Speed sells. No one likes waiting, and this is especially true when something goes wrong and the waiting in question is for a solution. There’s no time like the present to help your customers. 33% of customers surveyed by NM Incite said they’d recommend a business that could offer them a ‘quick but ineffective’ response, while only 17% said they’d want a ‘slow but effective’ response. Of course, it is most favourable to offer a response that’s fast and effective, but these statistics serve to highlight just how crucial speed can be if customers would be willing to waive quality to gain it. Finding swift solutions to your customer’s problems is no doubt a reliable and consistent way to keep them happy, but companies with more customers will struggle to maintain a good pace when the queues start building.

When it comes to seeking help, customers want easy access to answers, and the opportunity to bypass manned support channels. An increasing number of people are starting to make more use of FAQ and knowledge base sections of websites that offer customers a chance to solve their problems without consulting with a member of staff. In 2012, 67% of surveyed US adults used an FAQ or knowledge base on a company’s website. In 2015, that number rose to 81%. Bearing in mind the value of speed in customer problem resolvement, giving customers the chance to solve their own problems without relying on another person can reduce waiting times and ease the pressure on your customer support teams, potentially cutting down on live support costs. However, online knowledge bases aren’t a perfect solution, unfortunately; as they grow larger they can become harder for users to search through, and can eventually add to their frustrations if answers they think should be easy to find are not immediately obvious.

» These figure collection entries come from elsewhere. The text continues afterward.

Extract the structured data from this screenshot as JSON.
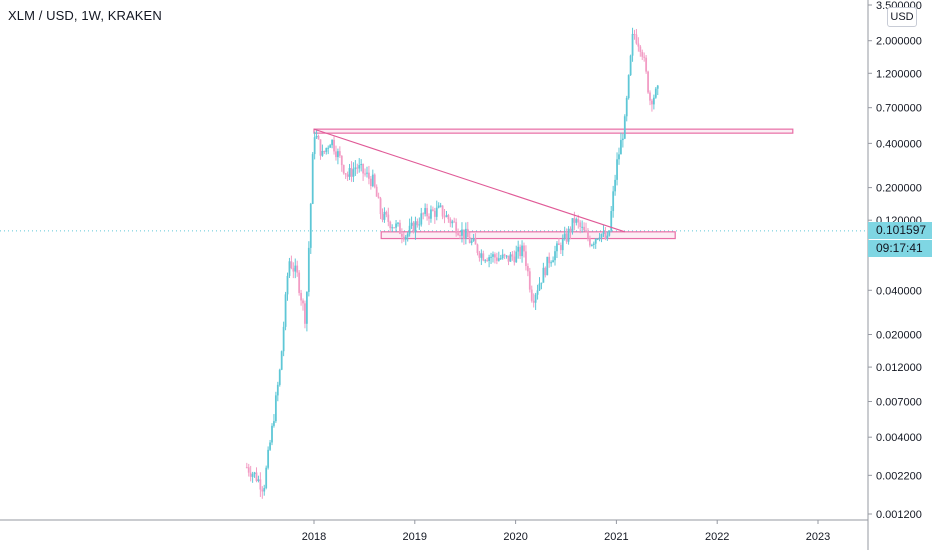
{
  "header": {
    "title": "XLM / USD, 1W, KRAKEN",
    "currency_button": "USD"
  },
  "price_tags": {
    "last_price": "0.101597",
    "countdown": "09:17:41"
  },
  "colors": {
    "up": "#5ec7d6",
    "down": "#f29cc4",
    "zone": "#e86ea6",
    "trendline": "#e05a97",
    "price_line": "#5ec7d6"
  },
  "chart_data": {
    "type": "candlestick",
    "title": "XLM / USD, 1W, KRAKEN",
    "y_scale": "log",
    "y_ticks": [
      "3.500000",
      "2.000000",
      "1.200000",
      "0.700000",
      "0.400000",
      "0.200000",
      "0.120000",
      "0.101597",
      "0.040000",
      "0.020000",
      "0.012000",
      "0.007000",
      "0.004000",
      "0.002200",
      "0.001200"
    ],
    "x_ticks": [
      "2018",
      "2019",
      "2020",
      "2021",
      "2022",
      "2023"
    ],
    "last_price": 0.101597,
    "resistance_zone": {
      "from": "2018-01",
      "to": "2022-10",
      "low": 0.47,
      "high": 0.5
    },
    "support_zone": {
      "from": "2018-09",
      "to": "2021-08",
      "low": 0.09,
      "high": 0.1
    },
    "trendline": {
      "start": {
        "date": "2018-01",
        "price": 0.5
      },
      "end": {
        "date": "2021-02",
        "price": 0.1
      }
    },
    "anchors": [
      {
        "date": "2017-05",
        "price": 0.0025
      },
      {
        "date": "2017-06",
        "price": 0.0022
      },
      {
        "date": "2017-07",
        "price": 0.0018
      },
      {
        "date": "2017-08",
        "price": 0.0045
      },
      {
        "date": "2017-09",
        "price": 0.012
      },
      {
        "date": "2017-10",
        "price": 0.065
      },
      {
        "date": "2017-11",
        "price": 0.05
      },
      {
        "date": "2017-12",
        "price": 0.025
      },
      {
        "date": "2018-01",
        "price": 0.49
      },
      {
        "date": "2018-02",
        "price": 0.33
      },
      {
        "date": "2018-03",
        "price": 0.43
      },
      {
        "date": "2018-05",
        "price": 0.24
      },
      {
        "date": "2018-06",
        "price": 0.28
      },
      {
        "date": "2018-08",
        "price": 0.22
      },
      {
        "date": "2018-09",
        "price": 0.13
      },
      {
        "date": "2018-12",
        "price": 0.095
      },
      {
        "date": "2019-02",
        "price": 0.13
      },
      {
        "date": "2019-04",
        "price": 0.14
      },
      {
        "date": "2019-07",
        "price": 0.095
      },
      {
        "date": "2019-09",
        "price": 0.07
      },
      {
        "date": "2019-12",
        "price": 0.065
      },
      {
        "date": "2020-02",
        "price": 0.075
      },
      {
        "date": "2020-03",
        "price": 0.035
      },
      {
        "date": "2020-05",
        "price": 0.065
      },
      {
        "date": "2020-07",
        "price": 0.09
      },
      {
        "date": "2020-08",
        "price": 0.12
      },
      {
        "date": "2020-10",
        "price": 0.085
      },
      {
        "date": "2020-11",
        "price": 0.1
      },
      {
        "date": "2020-12",
        "price": 0.085
      },
      {
        "date": "2021-01",
        "price": 0.28
      },
      {
        "date": "2021-02",
        "price": 0.55
      },
      {
        "date": "2021-03",
        "price": 2.3
      },
      {
        "date": "2021-04",
        "price": 1.8
      },
      {
        "date": "2021-05",
        "price": 0.8
      },
      {
        "date": "2021-06",
        "price": 0.9
      }
    ]
  }
}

Customers want a precise and full answer upon making initial contact — they don’t want the fuss of talking through their problem multiple times before reaching someone that can resolve it, and this reluctance is growing where traditional approaches to contacting businesses are used. Web-based customer service channels are seeing a significant and consistent rise in usage, whilst phone engagement is on the decline and is falling out of favour. Phone lines are instead becoming a channel for escalation in cases where other customer service routes do not lead to resolution, or as a solution for more complex problems that might involve direct actions.

So, what’s quick but effective, offers easy-to-access information that’s painless to search, and doesn’t depend on a phone call to get things sorted? The answer is chatbots. Chatbots, specialised computer programs that simulate human conversation, are a powerful force in the customer service world, and an option that more and more businesses are turning to in the quest to offer their customers the best support. If speed is what customers are looking for, there is nothing faster than chatbots. Thanks to the AI that powers them, chatbots will reply instantly without fail. Even businesses with large customer bases will have no problem keeping up with queries and preventing the buildup of queues. It’s that speed and consistency that’s helping to boost their popularity at such a fast rate. Chatbots work like an interactive FAQ service; instead of the user having to search through pages of an online knowledge base, they can input their query and have the answer delivered directly to them. The downside of big knowledge bases — being difficult for customers to search — is completely negated through the use of a chatbot that does the searching for them, easing frustrations and yielding speedy results.

Any businesses that need more persuasion of the value of chatbots should be pleased to hear they’re a superb way to make your marketing and customer service streams more efficient by supporting your human teams. When used as an initial point of contact, only handing over to humans when it identifies a problem it cannot solve itself, a chatbot is an invaluable addition to any customer support team. It will augment, not replace, manned support, freeing up human teams to focus on the most complex and time demanding issues.

For the 97% of consumers that say customer service is an important factor in their loyalty to a brand, the immediate, automated and engaging values of a chatbot cannot be overstated. Isn’t it time you got started?